In her article, Greer summarizes the arguments contained in the epilogue to War and Peace in a somewhat positive view, trying to excuse Tolstoy of his contradictions and digressions.  There is no basis to Tolstoy’s call for the renouncement of freedom, for as pointed out by Greer herself, “the reasoning that carries us toward this conclusion is anything but conclusive.”  Greer’s call for a Tolstoyan history of the Arab Spring, though, makes sense.  History being guided by the composite will of every individual, leaders have been necessary to the success of political movements because of their roles as articulators (“Kings are the slaves of history,” Greer quotes.)  As Tolstoy shows, leaders are not perfect manifestations of the will of the people.  The advent of the internet, however, may be eliminating the need for leaders in political movements, as people are now capable of more easily expressing themselves to a greater number of other people, and also of articulating themselves.  If the internet renders possible (not ‘causes’) leaderless movements, as it seems to be doing in the Arab Spring (and in the Turkish and Brazilian protests of last year,) the old historiography criticized by Tolstoy will lose its remaining credibility.
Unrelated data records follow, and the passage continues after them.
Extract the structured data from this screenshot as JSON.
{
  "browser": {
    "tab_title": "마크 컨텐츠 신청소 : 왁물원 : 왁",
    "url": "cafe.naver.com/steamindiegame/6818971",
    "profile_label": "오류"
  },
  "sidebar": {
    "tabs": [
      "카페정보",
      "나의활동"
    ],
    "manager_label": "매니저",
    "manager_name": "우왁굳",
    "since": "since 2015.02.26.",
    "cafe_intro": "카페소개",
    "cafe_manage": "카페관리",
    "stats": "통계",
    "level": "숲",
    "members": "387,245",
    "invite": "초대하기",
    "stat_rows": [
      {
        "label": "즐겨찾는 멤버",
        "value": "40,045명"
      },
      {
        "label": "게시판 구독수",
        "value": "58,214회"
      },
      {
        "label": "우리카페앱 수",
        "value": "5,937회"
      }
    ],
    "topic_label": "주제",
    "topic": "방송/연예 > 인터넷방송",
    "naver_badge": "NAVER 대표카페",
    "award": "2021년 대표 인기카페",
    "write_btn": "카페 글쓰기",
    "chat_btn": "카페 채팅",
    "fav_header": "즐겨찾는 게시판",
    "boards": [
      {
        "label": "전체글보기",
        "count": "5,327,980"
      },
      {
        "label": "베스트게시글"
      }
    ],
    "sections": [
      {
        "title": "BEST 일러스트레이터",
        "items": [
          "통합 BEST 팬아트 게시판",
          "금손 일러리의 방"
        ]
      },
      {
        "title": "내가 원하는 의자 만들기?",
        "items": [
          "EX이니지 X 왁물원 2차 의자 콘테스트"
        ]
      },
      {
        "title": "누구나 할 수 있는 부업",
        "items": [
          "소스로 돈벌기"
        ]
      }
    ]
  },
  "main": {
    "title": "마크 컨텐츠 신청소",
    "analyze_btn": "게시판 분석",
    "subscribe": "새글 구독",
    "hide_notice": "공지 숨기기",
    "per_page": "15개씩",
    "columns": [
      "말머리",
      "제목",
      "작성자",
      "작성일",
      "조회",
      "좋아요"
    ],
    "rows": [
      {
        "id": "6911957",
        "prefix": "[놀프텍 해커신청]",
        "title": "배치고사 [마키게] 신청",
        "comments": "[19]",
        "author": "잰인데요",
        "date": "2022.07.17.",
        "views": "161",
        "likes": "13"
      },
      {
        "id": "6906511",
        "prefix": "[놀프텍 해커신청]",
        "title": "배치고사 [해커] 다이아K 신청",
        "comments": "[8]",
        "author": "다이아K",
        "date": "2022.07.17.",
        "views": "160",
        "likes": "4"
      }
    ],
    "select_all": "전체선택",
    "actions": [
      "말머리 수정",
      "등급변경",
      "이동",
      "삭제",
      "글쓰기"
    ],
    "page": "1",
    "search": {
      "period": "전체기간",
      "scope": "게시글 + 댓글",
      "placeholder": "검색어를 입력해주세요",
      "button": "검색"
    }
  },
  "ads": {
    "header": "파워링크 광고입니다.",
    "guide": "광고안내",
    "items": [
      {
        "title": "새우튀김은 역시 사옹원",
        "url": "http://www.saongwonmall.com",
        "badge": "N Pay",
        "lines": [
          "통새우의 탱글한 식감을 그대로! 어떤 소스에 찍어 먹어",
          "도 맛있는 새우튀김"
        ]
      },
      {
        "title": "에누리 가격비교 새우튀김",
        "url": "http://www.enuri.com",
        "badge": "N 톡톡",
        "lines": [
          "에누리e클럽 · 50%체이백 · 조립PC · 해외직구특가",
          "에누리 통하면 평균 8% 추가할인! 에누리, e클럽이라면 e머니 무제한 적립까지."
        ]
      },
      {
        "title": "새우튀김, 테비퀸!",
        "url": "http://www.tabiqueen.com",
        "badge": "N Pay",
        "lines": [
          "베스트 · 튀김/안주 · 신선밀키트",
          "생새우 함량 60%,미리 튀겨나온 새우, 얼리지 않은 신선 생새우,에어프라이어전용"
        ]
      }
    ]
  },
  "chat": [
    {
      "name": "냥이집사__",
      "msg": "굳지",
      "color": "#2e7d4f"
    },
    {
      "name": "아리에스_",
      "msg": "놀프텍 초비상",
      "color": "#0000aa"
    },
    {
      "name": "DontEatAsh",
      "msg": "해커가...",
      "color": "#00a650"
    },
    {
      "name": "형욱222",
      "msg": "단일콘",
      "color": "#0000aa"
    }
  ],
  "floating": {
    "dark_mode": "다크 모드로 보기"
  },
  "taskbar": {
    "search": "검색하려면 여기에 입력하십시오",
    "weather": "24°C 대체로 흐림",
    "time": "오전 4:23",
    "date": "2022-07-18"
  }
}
Greer tries to justify the existence of the epilogue to War and Peace, despite several critics to it and demands that it should have been erased. Alex Castro, a contemporary Brazilian author, has one sole rule for creative writing: “always erase your favourite passage, chapter, or scene of your own work.”  The reasoning behind this is that the favourite passage of an author is inevitably the passage where he shows off his wit instead of telling the story.  Castro, Flaubert, Turgenev, and Lubbock would all agree that the epilogue and the passages narrated by what Greer calls “the essayistic voice” were certainly among Tolstoy’s favourite passages.